3 Kasım 2011 Perşembe

1970'lerde Murat'ın Babası

Bir Garip Balık çalışmasından sonra elime fırça almadım. Neden bilmiyorum ama fırsatım olmadı. Ayrıca neyin resmini yapacağıma da bir türlü karar veremiyordum. Sonunda Ekim ortaları gibi aklıma yeniden portre yapmak geldi. Portre çalışırken ayrı bir keyif aldığımı fark ettim. Babamın portresinden sonra portre çalışmam olmamıştı. Gerçi ondan önce de portre çalışmam olmamıştı. Ama babamın portresini çalışırken aldığım keyif diğer resim çalışmalarıma kıyasla daha büyüktü. Bende yeni bir portre çalışması yapmaya karar verdim. Bu sefer de "Kimin" sorusu baş gösterdi. 
Babamın portresini çalıştıktan sonra kayınpederim çalışmayı çok beğendi. "Benim portremi de yap" demişti. Sadece kayınpederim değil esasında, abim, kayın validem de istediler. Ama abimin portresini çalışacak uygun bir  örnek resim yoktu elimde. Kendisinden istedim ama hala gönderecek. (Bu yazıyı okursa hatırlatmış olurum bir vesile ile.) Evdeki fotoğraf arşivini karıştırırken kayın pederimin eski bir fotoğrafı ilişti gözüme. Yıl kim bilir belki 1970'lerin başı belki ortası...Murat'a sordum, o da kesin bilmiyor. Fotoğrafta kayın pederim şimdiki haline hiç benzemiyor. Hippy'lerin özgürlük karavanından çıkıp fotoğraf çektirmiş gibi... uzun saçlar, hafif bir sakal ve meslek icabı deri ceket. Muhteşem bir dönem! Keşke bende o dönemi yaşayabilseydim.

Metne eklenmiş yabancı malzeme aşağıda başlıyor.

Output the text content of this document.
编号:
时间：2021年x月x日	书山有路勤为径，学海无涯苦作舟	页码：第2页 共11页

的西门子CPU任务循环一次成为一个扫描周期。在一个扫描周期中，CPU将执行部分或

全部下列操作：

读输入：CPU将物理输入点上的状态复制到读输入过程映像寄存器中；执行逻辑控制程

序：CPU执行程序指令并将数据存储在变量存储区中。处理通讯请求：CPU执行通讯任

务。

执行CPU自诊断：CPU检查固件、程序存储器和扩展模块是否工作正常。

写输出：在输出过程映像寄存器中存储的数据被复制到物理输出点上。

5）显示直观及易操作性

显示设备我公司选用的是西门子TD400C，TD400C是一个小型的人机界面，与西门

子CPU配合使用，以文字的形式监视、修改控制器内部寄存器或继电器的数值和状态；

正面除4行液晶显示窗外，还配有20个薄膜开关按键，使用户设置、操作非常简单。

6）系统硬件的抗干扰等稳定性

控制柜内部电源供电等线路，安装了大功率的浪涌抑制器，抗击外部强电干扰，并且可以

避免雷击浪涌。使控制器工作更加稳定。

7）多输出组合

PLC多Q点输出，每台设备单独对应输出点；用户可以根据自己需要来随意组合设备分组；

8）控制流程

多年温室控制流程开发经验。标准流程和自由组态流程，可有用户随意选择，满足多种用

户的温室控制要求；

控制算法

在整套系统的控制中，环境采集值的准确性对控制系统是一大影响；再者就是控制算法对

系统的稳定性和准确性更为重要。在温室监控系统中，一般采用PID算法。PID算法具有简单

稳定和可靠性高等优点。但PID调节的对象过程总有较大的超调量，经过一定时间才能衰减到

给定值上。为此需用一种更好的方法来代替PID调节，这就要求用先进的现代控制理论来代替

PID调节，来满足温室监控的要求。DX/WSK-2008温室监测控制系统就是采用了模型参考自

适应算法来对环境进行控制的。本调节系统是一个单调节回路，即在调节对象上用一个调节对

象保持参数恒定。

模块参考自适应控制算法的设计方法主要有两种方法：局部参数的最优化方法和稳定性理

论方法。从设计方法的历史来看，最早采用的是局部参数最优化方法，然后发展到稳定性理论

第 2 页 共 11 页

1970'lerde Murat'ın Babası, 35x50 cm tual üzeri akrilik boya
Fotoğrafın orjinali siyah beyaz ve fotoğrafta ışık patlaması var! Bu bana epey bir sıkıntı yarattı. Kendim renklendirmek durumunda kaldım. Farklı fotoğraflara bakıp saç ve göz rengini, ten rengini tespit ettim. Yüze ait detayları da farklı fotoğraflardan baktım. Aksi durumda yüzünde hiç bir pürüz, çizgi olmayan sakalı ve bıyığı olan bir oğlan çocuğuna benzedi. Çok uğraştım bu resim üzerinde. Hele ilk renk verdiğim hali içler acısıydı. Bir ara vaz geçecek gibi oldum. Murat ile aramda anlaşma yaptım "Kimsenin bu resim çalışmasından haberi olmasın" diye. Sonra ama şansımı zorlamak istedim. En sıkıntılı kısmını kuşkusuz gözleri çalışırken geçirdim. Murat'a bakış beğendiremedim. "Küçük Emrah gibi bakmış, baygın bakmış, yanlış yere bakmış, o ne bakışı öyle..." Dün akşam bitirdim diye düşündüm. Kusuru vardır kuşkusuz ama neticede fotoğraf çekmiyorum, resim yapıyorum. Üstelik öğreniyorum. Ama sonra fotoğraflarını Murat'a çektirip onları inceleyince fark ettim ki dudakları çok kırmızı olmuş. Bugün yeniden dudaklar üzerinde çalıştım. Yaklaşık olarak 2 hafta süren bir çalışmanın neticesi böylece ortaya çıktı. Şimdi düşünüyorum da keşke aşama aşama çalışma etaplarının da fotoğraflarını çekseydim. Daha anlamlı olurdu.